I've also tried the tokenizer tuple approach, but same out-of-range error:

pipeline("summarization", tokenizer=('facebook/bart-large-cnn', {'model_max_length': 512}), model='facebook/bart-large-cnn')(text)
# also tried:
# pipeline("summarization", tokenizer=('facebook/bart-large-cnn', {'max_length': 512}), model='facebook/bart-large-cnn')(text)
patrickvonplaten commented 4 years ago

Currently, it is not possible to use pipelines with inputs longer than the ones allowed by the model. We should soon provide automatic cutting to max length in case the input is longer than allowed.

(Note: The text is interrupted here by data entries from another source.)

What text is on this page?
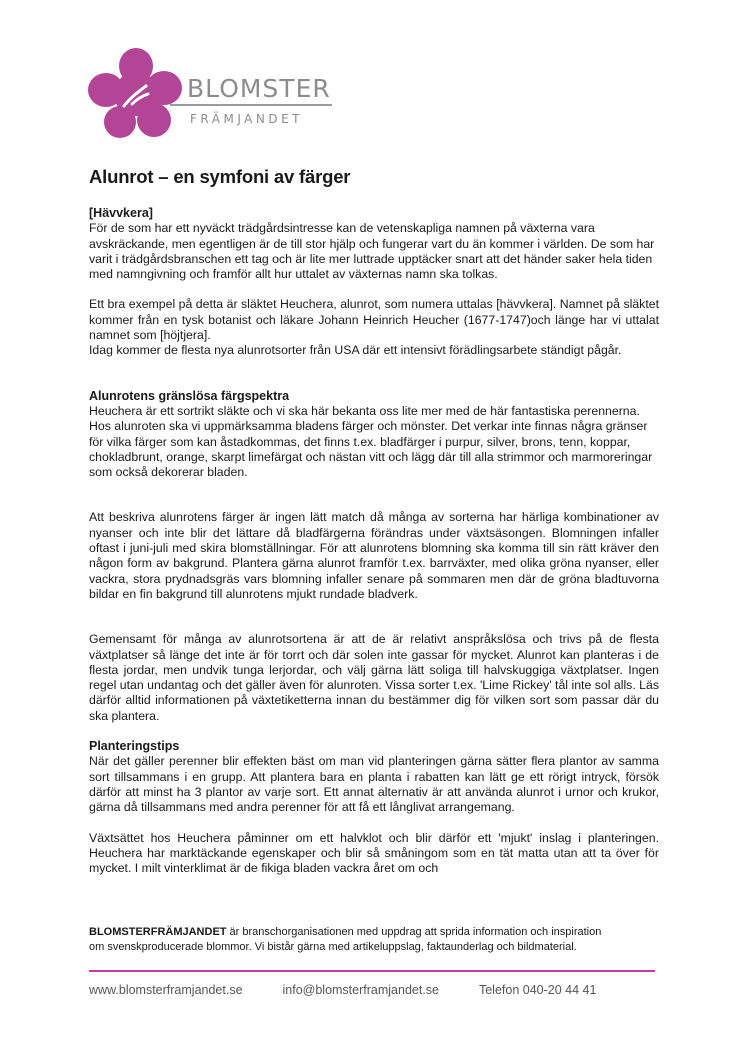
BLOMSTER
FRÄMJANDET
Alunrot – en symfoni av färger

[Hävvkera]

För de som har ett nyväckt trädgårdsintresse kan de vetenskapliga namnen på växterna vara avskräckande, men egentligen är de till stor hjälp och fungerar vart du än kommer i världen. De som har varit i trädgårdsbranschen ett tag och är lite mer luttrade upptäcker snart att det händer saker hela tiden med namngivning och framför allt hur uttalet av växternas namn ska tolkas.

Ett bra exempel på detta är släktet Heuchera, alunrot, som numera uttalas [hävvkera]. Namnet på släktet kommer från en tysk botanist och läkare Johann Heinrich Heucher (1677-1747)och länge har vi uttalat namnet som [höjtjera].

Idag kommer de flesta nya alunrotsorter från USA där ett intensivt förädlingsarbete ständigt pågår.

Alunrotens gränslösa färgspektra

Heuchera är ett sortrikt släkte och vi ska här bekanta oss lite mer med de här fantastiska perennerna. Hos alunroten ska vi uppmärksamma bladens färger och mönster. Det verkar inte finnas några gränser för vilka färger som kan åstadkommas, det finns t.ex. bladfärger i purpur, silver, brons, tenn, koppar, chokladbrunt, orange, skarpt limefärgat och nästan vitt och lägg där till alla strimmor och marmoreringar som också dekorerar bladen.

Att beskriva alunrotens färger är ingen lätt match då många av sorterna har härliga kombinationer av nyanser och inte blir det lättare då bladfärgerna förändras under växtsäsongen. Blomningen infaller oftast i juni-juli med skira blomställningar. För att alunrotens blomning ska komma till sin rätt kräver den någon form av bakgrund. Plantera gärna alunrot framför t.ex. barrväxter, med olika gröna nyanser, eller vackra, stora prydnadsgräs vars blomning infaller senare på sommaren men där de gröna bladtuvorna bildar en fin bakgrund till alunrotens mjukt rundade bladverk.

Gemensamt för många av alunrotsortena är att de är relativt anspråkslösa och trivs på de flesta växtplatser så länge det inte är för torrt och där solen inte gassar för mycket. Alunrot kan planteras i de flesta jordar, men undvik tunga lerjordar, och välj gärna lätt soliga till halvskuggiga växtplatser. Ingen regel utan undantag och det gäller även för alunroten. Vissa sorter t.ex. 'Lime Rickey' tål inte sol alls. Läs därför alltid informationen på växtetiketterna innan du bestämmer dig för vilken sort som passar där du ska plantera.

Planteringstips

När det gäller perenner blir effekten bäst om man vid planteringen gärna sätter flera plantor av samma sort tillsammans i en grupp. Att plantera bara en planta i rabatten kan lätt ge ett rörigt intryck, försök därför att minst ha 3 plantor av varje sort. Ett annat alternativ är att använda alunrot i urnor och krukor, gärna då tillsammans med andra perenner för att få ett långlivat arrangemang.

Växtsättet hos Heuchera påminner om ett halvklot och blir därför ett 'mjukt' inslag i planteringen. Heuchera har marktäckande egenskaper och blir så småningom som en tät matta utan att ta över för mycket. I milt vinterklimat är de fikiga bladen vackra året om och

BLOMSTERFRÄMJANDET är branschorganisationen med uppdrag att sprida information och inspiration
om svenskproducerade blommor. Vi bistår gärna med artikeluppslag, faktaunderlag och bildmaterial.
www.blomsterframjandet.se	info@blomsterframjandet.se	Telefon 040-20 44 41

stale[bot] commented 4 years ago

This issue has been automatically marked as stale because it has not had recent activity. It will be closed if no further activity occurs. Thank you for your contributions.

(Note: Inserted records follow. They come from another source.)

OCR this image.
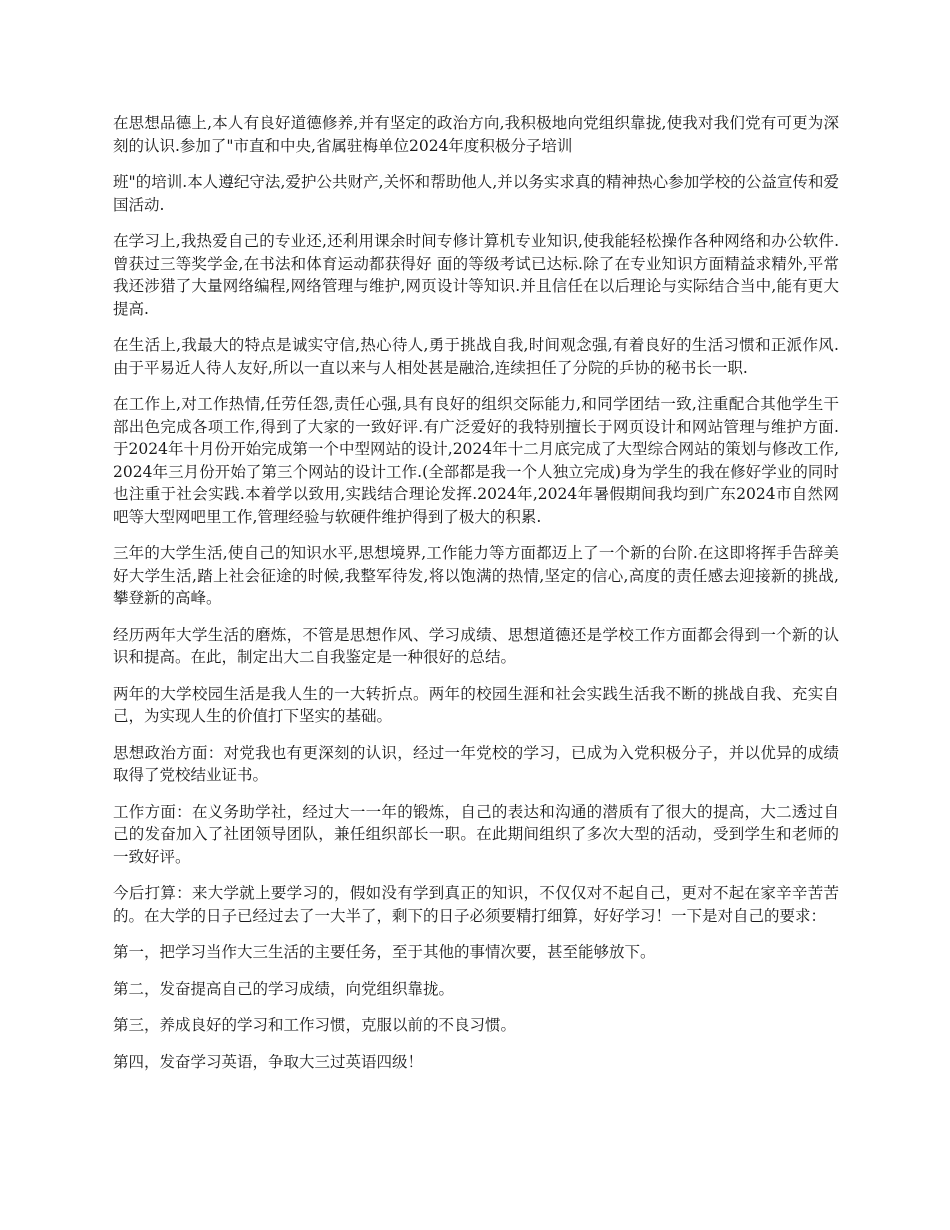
在思想品德上,本人有良好道德修养,并有坚定的政治方向,我积极地向党组织靠拢,使我对我们党有可更为深刻的认识.参加了"市直和中央,省属驻梅单位2024年度积极分子培训

班"的培训.本人遵纪守法,爱护公共财产,关怀和帮助他人,并以务实求真的精神热心参加学校的公益宣传和爱国活动.

在学习上,我热爱自己的专业还,还利用课余时间专修计算机专业知识,使我能轻松操作各种网络和办公软件.曾获过三等奖学金,在书法和体育运动都获得好 面的等级考试已达标.除了在专业知识方面精益求精外,平常我还涉猎了大量网络编程,网络管理与维护,网页设计等知识.并且信任在以后理论与实际结合当中,能有更大提高.

在生活上,我最大的特点是诚实守信,热心待人,勇于挑战自我,时间观念强,有着良好的生活习惯和正派作风.由于平易近人待人友好,所以一直以来与人相处甚是融洽,连续担任了分院的乒协的秘书长一职.

在工作上,对工作热情,任劳任怨,责任心强,具有良好的组织交际能力,和同学团结一致,注重配合其他学生干部出色完成各项工作,得到了大家的一致好评.有广泛爱好的我特别擅长于网页设计和网站管理与维护方面.于2024年十月份开始完成第一个中型网站的设计,2024年十二月底完成了大型综合网站的策划与修改工作,2024年三月份开始了第三个网站的设计工作.(全部都是我一个人独立完成)身为学生的我在修好学业的同时也注重于社会实践.本着学以致用,实践结合理论发挥.2024年,2024年暑假期间我均到广东2024市自然网吧等大型网吧里工作,管理经验与软硬件维护得到了极大的积累.

三年的大学生活,使自己的知识水平,思想境界,工作能力等方面都迈上了一个新的台阶.在这即将挥手告辞美好大学生活,踏上社会征途的时候,我整军待发,将以饱满的热情,坚定的信心,高度的责任感去迎接新的挑战,攀登新的高峰。

经历两年大学生活的磨炼，不管是思想作风、学习成绩、思想道德还是学校工作方面都会得到一个新的认识和提高。在此，制定出大二自我鉴定是一种很好的总结。

两年的大学校园生活是我人生的一大转折点。两年的校园生涯和社会实践生活我不断的挑战自我、充实自己，为实现人生的价值打下坚实的基础。

思想政治方面：对党我也有更深刻的认识，经过一年党校的学习，已成为入党积极分子，并以优异的成绩取得了党校结业证书。

工作方面：在义务助学社，经过大一一年的锻炼，自己的表达和沟通的潜质有了很大的提高，大二透过自己的发奋加入了社团领导团队，兼任组织部长一职。在此期间组织了多次大型的活动，受到学生和老师的一致好评。

今后打算：来大学就上要学习的，假如没有学到真正的知识，不仅仅对不起自己，更对不起在家辛辛苦苦的。在大学的日子已经过去了一大半了，剩下的日子必须要精打细算，好好学习！一下是对自己的要求：

第一，把学习当作大三生活的主要任务，至于其他的事情次要，甚至能够放下。

第二，发奋提高自己的学习成绩，向党组织靠拢。

第三，养成良好的学习和工作习惯，克服以前的不良习惯。

第四，发奋学习英语，争取大三过英语四级！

paul-bradbeer-adv commented 3 years ago

@patrickvonplaten Hey Patrick, is there any progress on what you suggest i.e. automatically cutting to max length when the input is longer than that allowed by the model, when using pipeline.

LysandreJik commented 3 years ago

You should now be able to pass truncation=True to the pipeline call for it to truncate sequences that are too long.

arthurodriguesbatista commented 3 years ago

You should now be able to pass truncation=True to the pipeline call for it to truncate sequences that are too long.

How does this work exactly? I tried passing truncation=True to the pipeline call but it did not work.

jordanparker6 commented 3 years ago

It is not working for me either. Code to reproduce error is below.

text = ["The Wallabies are going to win the RWC in 2023."]
 ner = pipeline(
            task="ner", 
            model=AutoModelForTokenClassification.from_pretrained(ner_model),
            tokenizer=AutoTokenizer.from_pretrained(ner_model),
            aggregation_strategy="average"
        )
ner(text, trucation=True)

Error message is:

_sanitize_parameters() got an unexpected keyword argument 'truncation'

shivammavihs commented 1 year ago

Hi All,

Any update on this, I am still facing this issue. I tried passing the parameters(max_length=512, truncation=True) into the pipeline. But still getting the error(IndexError: index out of range in self). I have tried text classification for a sentence of length 900 and got this error.

Any help will be highly appreciated.

Pushkinue commented 1 year ago

Hi,

Any news about this issue? I have the same problem as the person before.

Narsil commented 1 year ago

@Pushkinue do you have your example handy ?

The thing will depend on which pipeline you're using and the actual script.